Fortunately, even though some folks are showing their true colors as racist, selfish assholes, others are also showing just how caring, wise, and open-minded they are. I’ve been pleasantly surprised by Facebook friends who are using social media to shut down fake news and share science-backed information on coronavirus safety precautions. Casual friendships have turned into close friendships over shared concerns and priorities.
Because 2020 is the year of true colors, it is also the year I’ve gone full-blown KonMari on my life and the people in it.
This year has been a continual process of choosing who I want to be surrounded by, and the people I want in my life. Quarantines and amped-up anxiety have solidified some friendships, while others have slipped away. I’ve reconnected with old classmates over shared values, even though we may not have been friends all those years ago. I’ve unfriended and unfollowed more people than I can count.
This has been an uncomfortable process, to say the least. I’m a people-pleaser at heart, but I am also outspoken and I refuse to tolerate an ounce of bullshit. You are an anti-masker who claims the pandemic is a hoax manufactured by the Democrats?

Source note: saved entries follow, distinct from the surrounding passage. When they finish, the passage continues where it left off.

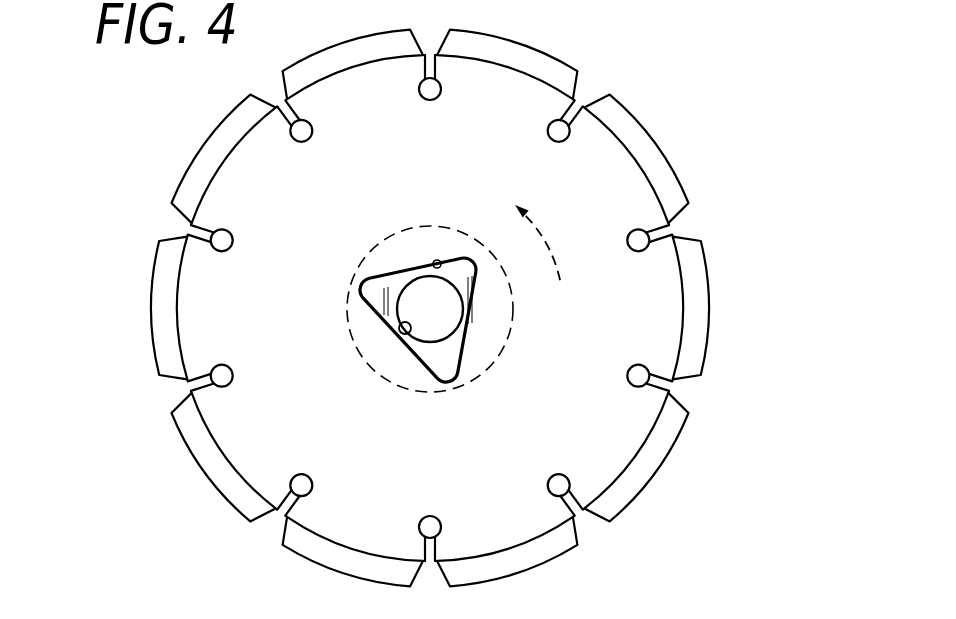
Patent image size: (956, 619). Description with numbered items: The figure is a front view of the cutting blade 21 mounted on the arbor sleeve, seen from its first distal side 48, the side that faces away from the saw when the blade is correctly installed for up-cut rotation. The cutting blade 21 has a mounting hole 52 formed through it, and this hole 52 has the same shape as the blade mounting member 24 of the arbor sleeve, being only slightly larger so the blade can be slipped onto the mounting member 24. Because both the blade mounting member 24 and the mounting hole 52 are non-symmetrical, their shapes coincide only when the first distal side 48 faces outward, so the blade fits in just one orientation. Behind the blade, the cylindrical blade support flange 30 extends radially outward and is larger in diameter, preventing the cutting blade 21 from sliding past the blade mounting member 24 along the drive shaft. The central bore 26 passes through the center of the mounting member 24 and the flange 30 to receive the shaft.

The cutting blade 21 is at (495, 308).
The blade mounting member 24 is at (455, 355).
The central bore 26 is at (404, 333).
The blade support flange 30 is at (505, 345).
The first distal side 48 is at (630, 187).
The mounting hole 52 is at (440, 262).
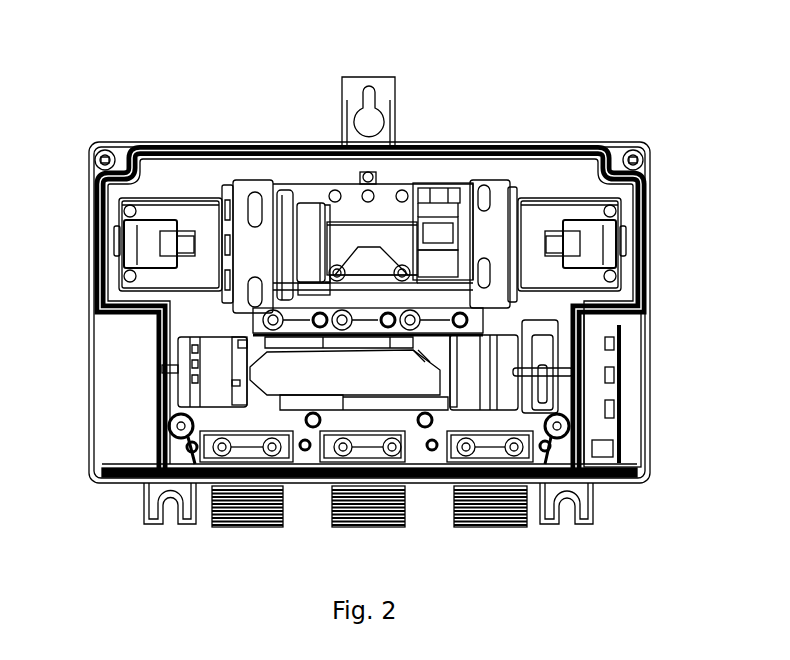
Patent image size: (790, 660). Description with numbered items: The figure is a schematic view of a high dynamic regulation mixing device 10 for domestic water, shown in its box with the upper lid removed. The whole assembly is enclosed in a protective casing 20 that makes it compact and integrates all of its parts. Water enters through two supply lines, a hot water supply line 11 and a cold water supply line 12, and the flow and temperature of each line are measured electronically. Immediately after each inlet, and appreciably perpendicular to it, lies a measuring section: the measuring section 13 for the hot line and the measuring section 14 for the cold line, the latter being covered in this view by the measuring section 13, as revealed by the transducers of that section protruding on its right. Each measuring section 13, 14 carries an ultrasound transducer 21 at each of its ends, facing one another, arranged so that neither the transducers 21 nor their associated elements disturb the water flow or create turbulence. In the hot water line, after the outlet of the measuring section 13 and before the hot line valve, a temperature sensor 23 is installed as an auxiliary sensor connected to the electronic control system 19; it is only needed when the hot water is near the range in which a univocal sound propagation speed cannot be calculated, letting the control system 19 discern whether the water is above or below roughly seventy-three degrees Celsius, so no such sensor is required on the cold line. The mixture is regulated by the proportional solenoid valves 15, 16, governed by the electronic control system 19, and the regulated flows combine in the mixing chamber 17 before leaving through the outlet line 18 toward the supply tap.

The mixing device 10 is at (160, 103).
The protective casing 20 is at (177, 143).
The proportional solenoid valve 16 is at (117, 215).
The proportional solenoid valve 15 is at (623, 211).
The mixing chamber 17 is at (348, 262).
The temperature sensor 23 is at (490, 182).
The measuring section 14 is at (262, 332).
The ultrasound transducer 21 is at (268, 348).
The measuring section 13 is at (165, 490).
The electronic control system 19 is at (644, 489).
The hot water supply line 11 is at (256, 533).
The outlet line 18 is at (388, 530).
The cold water supply line 12 is at (500, 530).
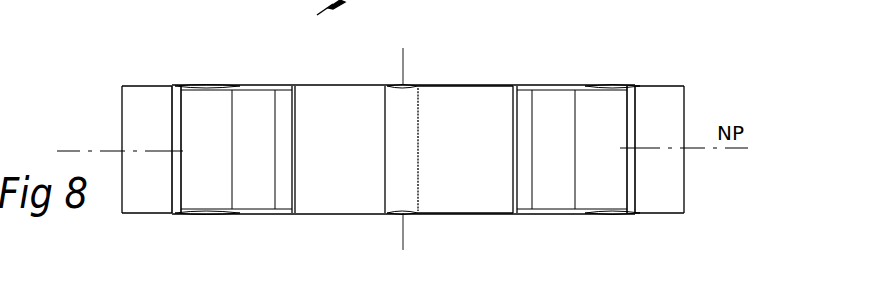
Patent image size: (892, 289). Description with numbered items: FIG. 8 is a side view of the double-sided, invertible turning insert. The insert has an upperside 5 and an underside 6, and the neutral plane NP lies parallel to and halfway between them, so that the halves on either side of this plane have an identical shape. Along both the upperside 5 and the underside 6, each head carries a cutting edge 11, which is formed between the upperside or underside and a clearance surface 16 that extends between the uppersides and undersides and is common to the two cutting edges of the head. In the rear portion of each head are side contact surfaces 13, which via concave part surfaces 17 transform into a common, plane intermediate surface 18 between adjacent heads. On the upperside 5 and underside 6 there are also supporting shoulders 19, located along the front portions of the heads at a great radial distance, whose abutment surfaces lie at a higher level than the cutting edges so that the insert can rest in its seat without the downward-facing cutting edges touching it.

Buh-bye. You rant about protesters and use the hashtag #alllivesmatter? Excuse me while I click unfriend. You refer to coronavirus as the China virus? Gone.
Let me be very clear: this is not about agreeing on everything or living in an echo chamber. It isn’t about cutting out people who have different opinions than me; it is about intentionally choosing to surround myself with people who have core values who are similar to my own.
I want to surround myself with people who uplift and sustain me. People who inspire and motivate me to be a better person. People who understand that there is room for disagreement of opinions, but only if there is an agreement in values.
Everyone else is a distraction. A distraction that we don’t need in these uncertain, trying, and literally unprecedented times. We are living in the midst of history-making events right now, and we need all the emotional reserves we can muster.
I’d be lying if I said this was easy. It has been anything but. It is painful to be called names by family members. It is shocking to realize that someone you had respected is actually a bigot who voted for Trump and will likely do so again. It is terrifying to realize that so many people can willfully ignore science and facts so that they can continue “living their best life.”
But here’s the thing — I too want to live my best life. And that means doing hard things and making difficult choices and thinking of others. To do that, I need all the support I can get. So I’m weeding out those folks who are showing a side of themselves that is not in line with my own values, so that I can focus on strengthening those relationships where our values are aligned. We might not agree on the specifics of how we’re moving through life right now but we’re generally on the same page and share the same core ideals.
2020 has been a punch in the gut for so many reasons. But as disappointed as I am in so many people (anti-maskers and Trump supporters, I am looking at you), I’m not disappointed that so many people are showing their true colors. Because now it makes it easier to see who people really are.